- Education: ESTACA
- Occupation: Engineer
- Employer: Williams Racing
- Known for: Formula One engineer
- Title: Race engineer

= Gaëtan Jego =

French Formula One engineer

Gaëtan Jego is a French Formula One and motorsports engineer. He is currently the race engineer for Carlos Sainz at the Williams Racing Formula One team.

==Career==
Jego studied engineering at ESTACA. He began his motorsport career in junior single-seaters, working as a race engineer in Formula Renault and the Formula 3 Euro Series. In 2005 he joined ART Grand Prix as a data engineer for the team's GP2 Series programme, and the following year became race engineer to Alexandre Prémat. He subsequently rose to the position of chief race engineer, overseeing trackside engineering operations across ART's GP2 activities. From 2013 to 2014 he served as chief engineer in GT racing, before moving into the same role in the DTM. In 2016 he was appointed technical director of ART's DTM programme, later continuing as technical director when the team expanded into LMP1 competition.

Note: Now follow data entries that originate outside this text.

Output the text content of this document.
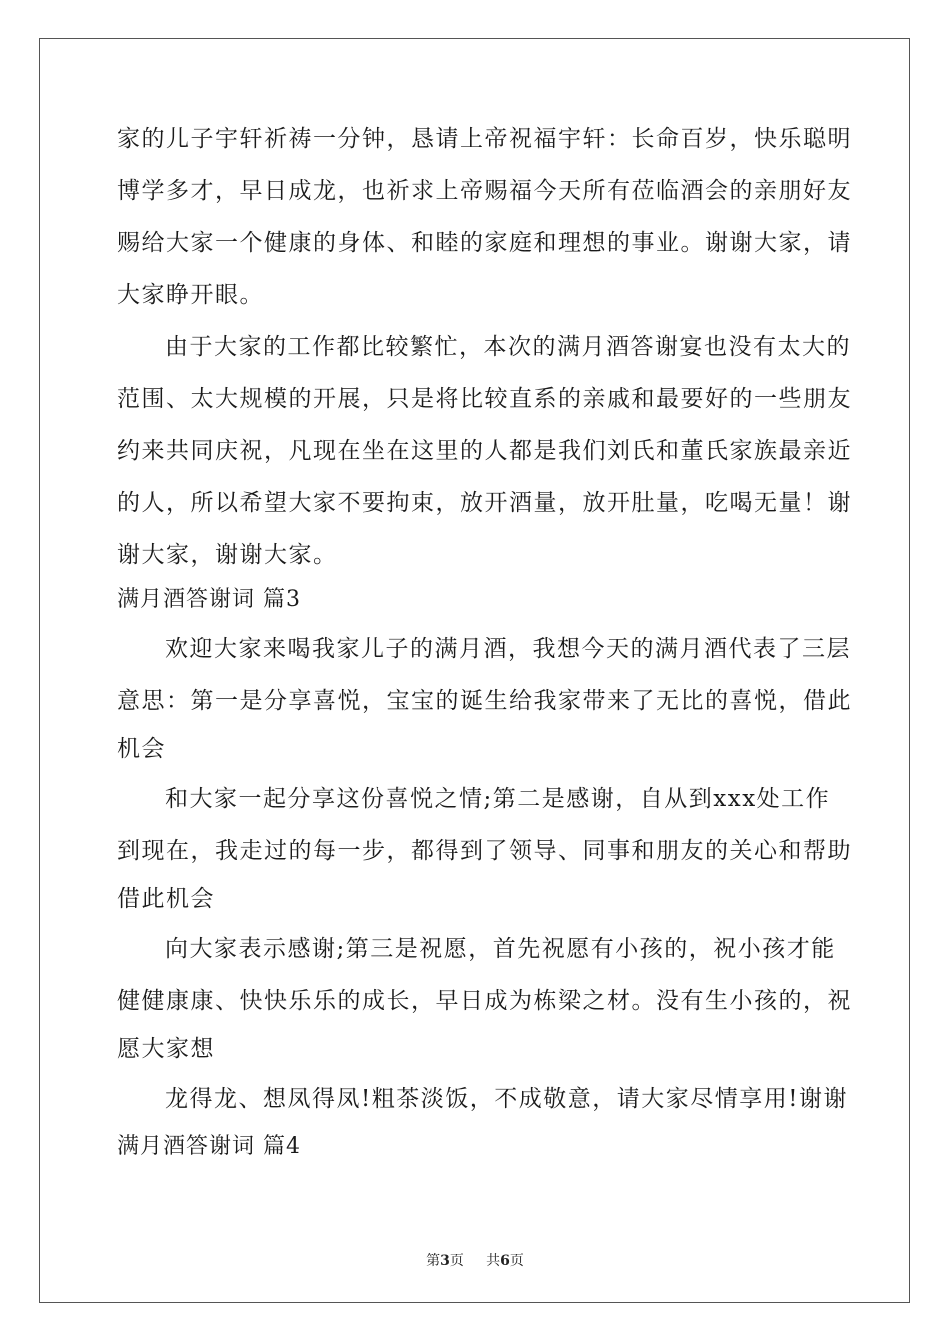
家的儿子宇轩祈祷一分钟，恳请上帝祝福宇轩：长命百岁，快乐聪明
博学多才，早日成龙，也祈求上帝赐福今天所有莅临酒会的亲朋好友
赐给大家一个健康的身体、和睦的家庭和理想的事业。谢谢大家，请
大家睁开眼。
由于大家的工作都比较繁忙，本次的满月酒答谢宴也没有太大的
范围、太大规模的开展，只是将比较直系的亲戚和最要好的一些朋友
约来共同庆祝，凡现在坐在这里的人都是我们刘氏和董氏家族最亲近
的人，所以希望大家不要拘束，放开酒量，放开肚量，吃喝无量！谢
谢大家，谢谢大家。
满月酒答谢词 篇3
欢迎大家来喝我家儿子的满月酒，我想今天的满月酒代表了三层
意思：第一是分享喜悦，宝宝的诞生给我家带来了无比的喜悦，借此
机会
和大家一起分享这份喜悦之情;第二是感谢，自从到xxx处工作
到现在，我走过的每一步，都得到了领导、同事和朋友的关心和帮助
借此机会
向大家表示感谢;第三是祝愿，首先祝愿有小孩的，祝小孩才能
健健康康、快快乐乐的成长，早日成为栋梁之材。没有生小孩的，祝
愿大家想
龙得龙、想凤得凤!粗茶淡饭，不成敬意，请大家尽情享用!谢谢
满月酒答谢词 篇4
第3页 共6页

Jego joined Williams Racing in 2020, becoming race engineer to rookie Nicholas Latifi. He remained with the Canadian for three seasons. In 2023 he was paired with another rookie, Logan Sargeant, guiding the American through his debut Formula One campaign and into the early part of the 2024 season. Following a mid-season driver change, Jego engineered Franco Colapinto for the remainder of 2024. For the 2025 season Jego was assigned as Race Engineer to Carlos Sainz, taking responsibility for integrating the Spaniard into the Williams environment and leading race execution and trackside operations. The partnership delivered two podium finishes during the 2025 season.